В итоге в рассказах Писемского о крестьянах 1850‐х гг., особенно в «Лешем», возникает парадоксальный эффект. С одной стороны, автор сознательно пытается устранить из текста свой авторской голос и отказывается от любых попыток проникновения в сознание и мышление крестьян. С другой – этот дефицит референциальности к крестьянским опыту и переживаемости компенсируется за счет проекций сюжетных ситуаций на известные произведения русской и мировой литературы. В результате, вопреки первоначальной интенции Писемского, в сознании внимательного читателя все равно происходит работа по интерпретации эмоций, мыслей и мотивации крестьянских протагонистов. Конечно, она оказывается гораздо более сложной и трудоемкой, чем при чтении прозы Григоровича или Тургенева.
Случай Писемского, знаменуя окончание первой волны формальных экспериментов в жанре рассказа из крестьянского быта, показал, что, как бы критики ни призывали отрешиться от литературности и создать дистиллированную и очищенную от нее форму, адекватную простонародному быту, такая программа была утопичной и практически едва ли выполнимой. Все это свидетельствует о том, что «литературный обман» вовсе не исключал правдоподобия и этнографической точности, которых так требовала критика. Несколько обобщая, можно утверждать, что система литературных отсылок и проекций у Тургенева и Писемского как раз и выполняла функцию, как это ни странно, правдоподобия. Только оно было особого рода: это была референциальность, которая вела не к малоизвестному читателю объекту в реальном физическом мире, но к хорошо известному литературному архетипу из мира искусства, столь близко знакомому образованной российской аудитории.
Вопреки установкам критиков, в литературе о народе конца 1840‐х – начала 1850‐х гг. складывалась собственная система литературности, свой жанровый канон рассказа из крестьянского быта[413]. Этот процесс можно назвать «олитературиванием» и даже «окультуриванием» простонародья.

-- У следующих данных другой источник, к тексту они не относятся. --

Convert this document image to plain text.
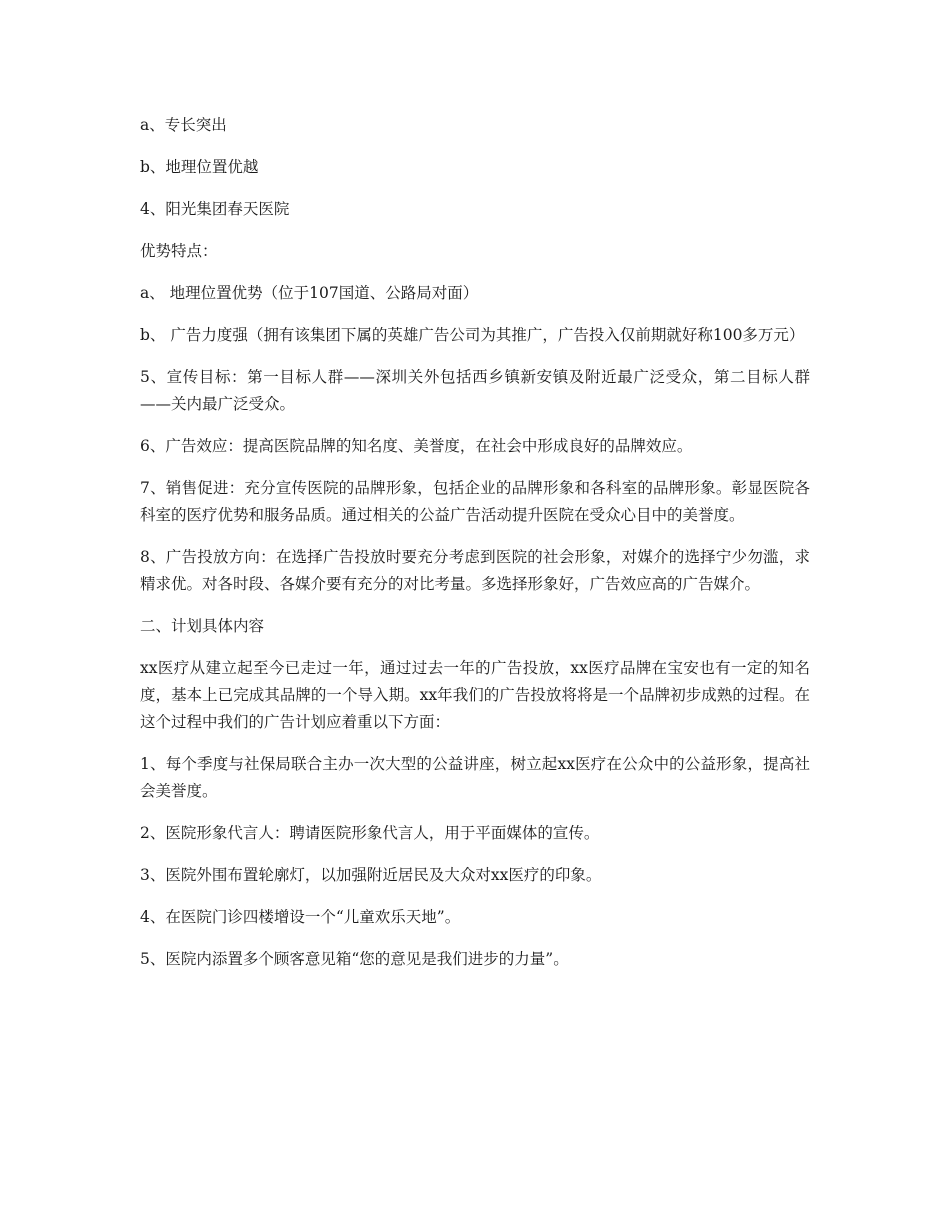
a、专长突出

b、地理位置优越

4、阳光集团春天医院

优势特点：

a、 地理位置优势（位于107国道、公路局对面）

b、 广告力度强（拥有该集团下属的英雄广告公司为其推广，广告投入仅前期就好称100多万元）

5、宣传目标：第一目标人群——深圳关外包括西乡镇新安镇及附近最广泛受众，第二目标人群——关内最广泛受众。

6、广告效应：提高医院品牌的知名度、美誉度，在社会中形成良好的品牌效应。

7、销售促进：充分宣传医院的品牌形象，包括企业的品牌形象和各科室的品牌形象。彰显医院各科室的医疗优势和服务品质。通过相关的公益广告活动提升医院在受众心目中的美誉度。

8、广告投放方向：在选择广告投放时要充分考虑到医院的社会形象，对媒介的选择宁少勿滥，求精求优。对各时段、各媒介要有充分的对比考量。多选择形象好，广告效应高的广告媒介。

二、计划具体内容

xx医疗从建立起至今已走过一年，通过过去一年的广告投放，xx医疗品牌在宝安也有一定的知名度，基本上已完成其品牌的一个导入期。xx年我们的广告投放将将是一个品牌初步成熟的过程。在这个过程中我们的广告计划应着重以下方面：

1、每个季度与社保局联合主办一次大型的公益讲座，树立起xx医疗在公众中的公益形象，提高社会美誉度。

2、医院形象代言人：聘请医院形象代言人，用于平面媒体的宣传。

3、医院外围布置轮廓灯，以加强附近居民及大众对xx医疗的印象。

4、在医院门诊四楼增设一个“儿童欢乐天地”。

5、医院内添置多个顾客意见箱“您的意见是我们进步的力量”。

ЧАСТЬ 3Рассказ из крестьянского быта как жанр: сюжетика, поэтика, контекст
В каждой из глав третьей части раскрываются жанровые черты, параметры и контекст «рассказа из крестьянского быта». Важно подчеркнуть, что описываемые здесь свойства необязательно полностью и исчерпывающе проявляются в каждом из 230 текстов моего корпуса. У жанра всегда есть ядро и периферия. С большей полнотой они воплощаются в текстах 1830–1850‐х гг. – в рассказах и повестях Полевого, Квитки-Основьяненко, Григоровича, Гребенки, Тургенева, Писемского, Михайлова, Вовчок.

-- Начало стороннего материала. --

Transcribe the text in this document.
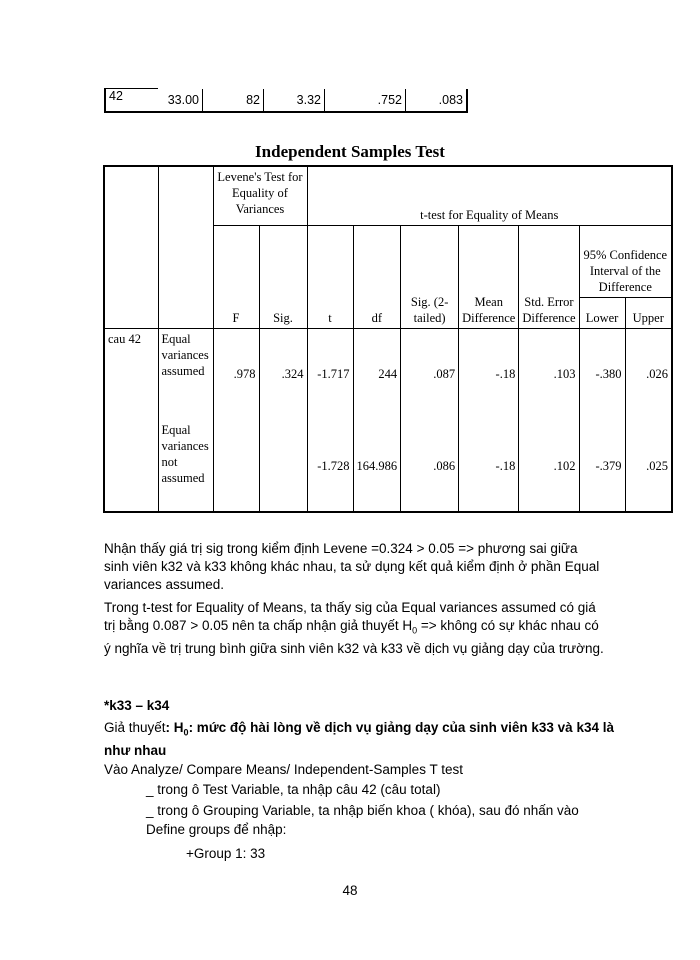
42	33.00	82	3.32	.752	.083
Independent Samples Test
		Levene's Test for Equality of Variances		t-test for Equality of Means						
		F	Sig.	t	df	Sig. (2-tailed)	Mean Difference	Std. Error Difference	95% Confidence Interval of the Difference	
									Lower	Upper
cau 42	Equal variances assumed	.978	.324	-1.717	244	.087	-.18	.103	-.380	.026
	Equal variances not assumed			-1.728	164.986	.086	-.18	.102	-.379	.025

Nhận thấy giá trị sig trong kiểm định Levene =0.324 > 0.05 => phương sai giữa sinh viên k32 và k33 không khác nhau, ta sử dụng kết quả kiểm định ở phần Equal variances assumed.

Trong t-test for Equality of Means, ta thấy sig của Equal variances assumed có giá trị bằng 0.087 > 0.05 nên ta chấp nhận giả thuyết $H_0$ => không có sự khác nhau có ý nghĩa về trị trung bình giữa sinh viên k32 và k33 về dịch vụ giảng dạy của trường.

*k33 – k34

Giả thuyết: $H_0$: mức độ hài lòng về dịch vụ giảng dạy của sinh viên k33 và k34 là như nhau

Vào Analyze/ Compare Means/ Independent-Samples T test

_ trong ô Test Variable, ta nhập câu 42 (câu total)

_ trong ô Grouping Variable, ta nhập biến khoa ( khóa), sau đó nhấn vào

Define groups để nhập:

+Group 1: 33

48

Глава 8Протагонисты и сюжетные моделиОт любви к насилию
Во всех текстах моего корпуса протагонистами выступают крестьяне или крестьянки. 44% (в 101 тексте из 230) из них – крепостные (в том числе дворовые), причем если добавить к ним государственных крестьян, то процент составит 47%. Свободные крестьяне (или по крайней мере персонажи, которые выглядят как обладающие свободой перемещения) присутствуют всего лишь в 19% текстов (44), причем больше половины из них (24 текста, или 55%) локализованы в Малороссии или Правобережной Украине, где до конца XVIII в. не было крепостного права и протагонистами могли выступать казаки или их потомки (об этом см. главу 16). В оставшихся 21,7% (50 текстах) тип и статус крестьянина/крестьянки не указан, что заставляет предполагать три варианта – крепостные, государственные/дворцовые или получившие вольную.
Протагонистичность означает, что центральные персонажи способны совершать активные действия или подвергаться воздействию других персонажей, вступать в различные конфликты, занимая большую часть повествовательного пространства (термин А. Волока)[414]. Соответственно, легко предположить, что с протагонистичностью каким-то сложным образом связан тип элементарного сюжета. Эта глава будет посвящена типам элементарных сюжетов в короткой прозе о крестьянах. Знание об этом можно использовать для изучения широкого круга проблем, однако здесь меня будет интересовать, почему распределение сюжетов в прозе о крестьянах было именно таким и на что оно символически указывает. Столь тонкая метонимическая связь, как представляется, все же поддается анализу, в том числе на сравнительном фоне литературы о других сословиях (дворянах и купцах) первой половины XIX в. В качестве контрастивного фона послужила база данных «Русская повесть 1825–1850», подготовленная в рамках проекта НИУ ВШЭ в 2016 г. и включающая типологию элементарных сюжетов для 876 повестей[415].
Повествование в подавляющем большинстве рассказов моего корпуса сосредоточено на описании крестьянского семейного или общинного быта, часто в контакте или конфликте с дворянско-помещичьим. Все сюжеты я распределил на пять крупных тематических групп[416], внутри которых возможны следующие элементарные сюжеты[417]:
1. Любовь и брак (всего 104 индексации – 41%)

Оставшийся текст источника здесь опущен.